Corey Seager mashed his way into MLB history.
The Texas Rangers shortstop became the second position player ever to win World Series MVP on Wednesday, as he helped the Rangers finish off the Arizona Diamondbacks with a 2-for-4 performance that included the single to break up ace Zac Gallen's no-hitter and score what was eventually the winning run in Texas' 5-0 victory.
Seager joins "Mr. October" Reggie Jackson, in the club of two. The only other players to win World Series MVP multiple times are pitchers Sandy Koufax and Bob Gibson. Seager and Jackson are also the only ones to do so with multiple teams: Seager received his first trophy in 2020 with the Los Angeles Dodgers, while Jackson won it in 1973 with the Oakland Athletics and 1977 with the New York Yankees.
There really wasn't any other choice for the honor on the Rangers' roster, at least not after ALCS MVP Adolis García was knocked out for the series due to an oblique injury suffered in Game 3. In the five games, Seager went 6-for-21 with three homers, five runs and six RBI.
Seager's biggest hit came in Game 1, the most dramatic night of the series. With the Rangers down 5-3 in the top of the ninth, Seager faced D-backs closer Paul Sewald with a runner on base and one out. To that point, Sewald had not allowed a run in the postseason, and he had allowed only four baserunners total in eight appearances.
Seager hit the ball 416 feet.
Seager scored runs in all four of the Rangers' wins this series without committing an error at shortstop. He finished the postseason hitting .318 with a 1.133 OPS, an uncanny imitation of his run in 2020 that ended with his first World Series MVP.
The Rangers signed Corey Seager for exactly this
Less than two years ago, the Rangers signed Seager to a 10-year, $325 million contract, the largest deal in franchise history and one of the 10 largest in MLB history by total value.
The deal rewarded Seager for a standout career with the Dodgers but was also seen as a downgrade in franchise situation. At the time, the Rangers were coming off a 60-102 season and hadn't reached the playoffs since 2016, a span of time in which the Dodgers won 100 games or reached the World Series in every season.
Seager was joined by other big signings such as Marcus Semien and Jon Gray, but initially, all that seemed to do was turn the Rangers from a last-place club into a fourth-place club (they won 68 games in 2022).
This season was the transformative one. With a new manager in Bruce Bochy, rising young players such as García, Josh Jung and Jonah Heim and even more free-agent signings with Nathan Eovaldi, Andrey Heaney and Jacob deGrom, the Rangers jumped to 90 wins.

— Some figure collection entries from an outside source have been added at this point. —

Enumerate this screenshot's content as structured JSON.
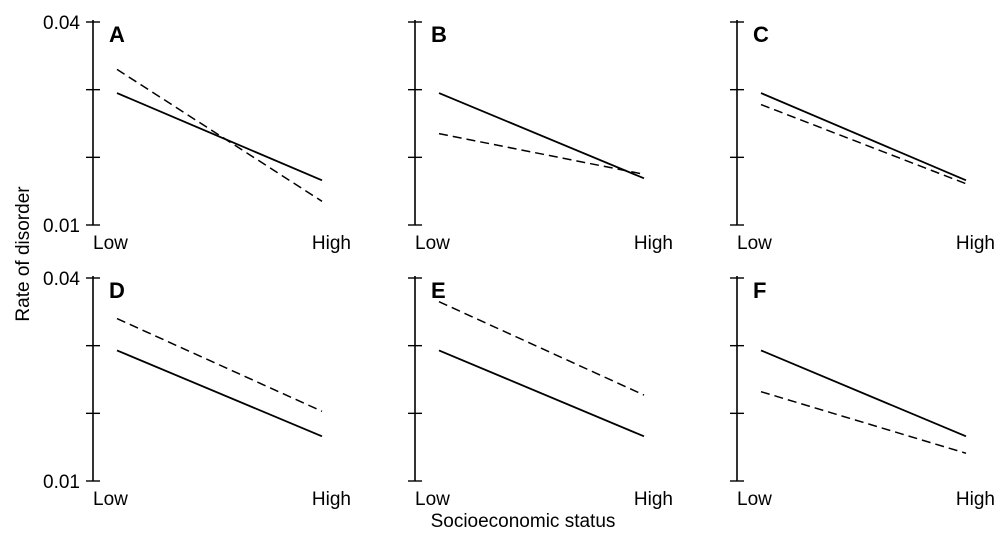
{
  "chart_data": {
    "type": "line",
    "ylabel": "Rate of disorder",
    "xlabel": "Socioeconomic status",
    "x_categories": [
      "Low",
      "High"
    ],
    "ylim": [
      0.01,
      0.04
    ],
    "y_tick_labels": [
      "0.04",
      "0.01"
    ],
    "y_tick_label_panels": [
      "A",
      "D"
    ],
    "layout": {
      "rows": 2,
      "cols": 3
    },
    "panels": [
      {
        "label": "A",
        "series": [
          {
            "style": "solid",
            "values": [
              0.0295,
              0.0166
            ]
          },
          {
            "style": "dashed",
            "values": [
              0.033,
              0.0135
            ]
          }
        ]
      },
      {
        "label": "B",
        "series": [
          {
            "style": "solid",
            "values": [
              0.0295,
              0.0169
            ]
          },
          {
            "style": "dashed",
            "values": [
              0.0235,
              0.0175
            ]
          }
        ]
      },
      {
        "label": "C",
        "series": [
          {
            "style": "solid",
            "values": [
              0.0295,
              0.0166
            ]
          },
          {
            "style": "dashed",
            "values": [
              0.0278,
              0.0161
            ]
          }
        ]
      },
      {
        "label": "D",
        "series": [
          {
            "style": "solid",
            "values": [
              0.0293,
              0.0166
            ]
          },
          {
            "style": "dashed",
            "values": [
              0.034,
              0.0203
            ]
          }
        ]
      },
      {
        "label": "E",
        "series": [
          {
            "style": "solid",
            "values": [
              0.0293,
              0.0166
            ]
          },
          {
            "style": "dashed",
            "values": [
              0.0365,
              0.0227
            ]
          }
        ]
      },
      {
        "label": "F",
        "series": [
          {
            "style": "solid",
            "values": [
              0.0293,
              0.0166
            ]
          },
          {
            "style": "dashed",
            "values": [
              0.0232,
              0.0141
            ]
          }
        ]
      }
    ]
  }
}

Seager might not have singlehandedly transformed the Rangers into World Series champions, but the club signed him when they could, well before they expected to make the jump, and the organization was rewarded with one of the most clutch hitters in baseball. It's a lesson many other teams could learn from and one that is already set to go down as one of the best moves in franchise history.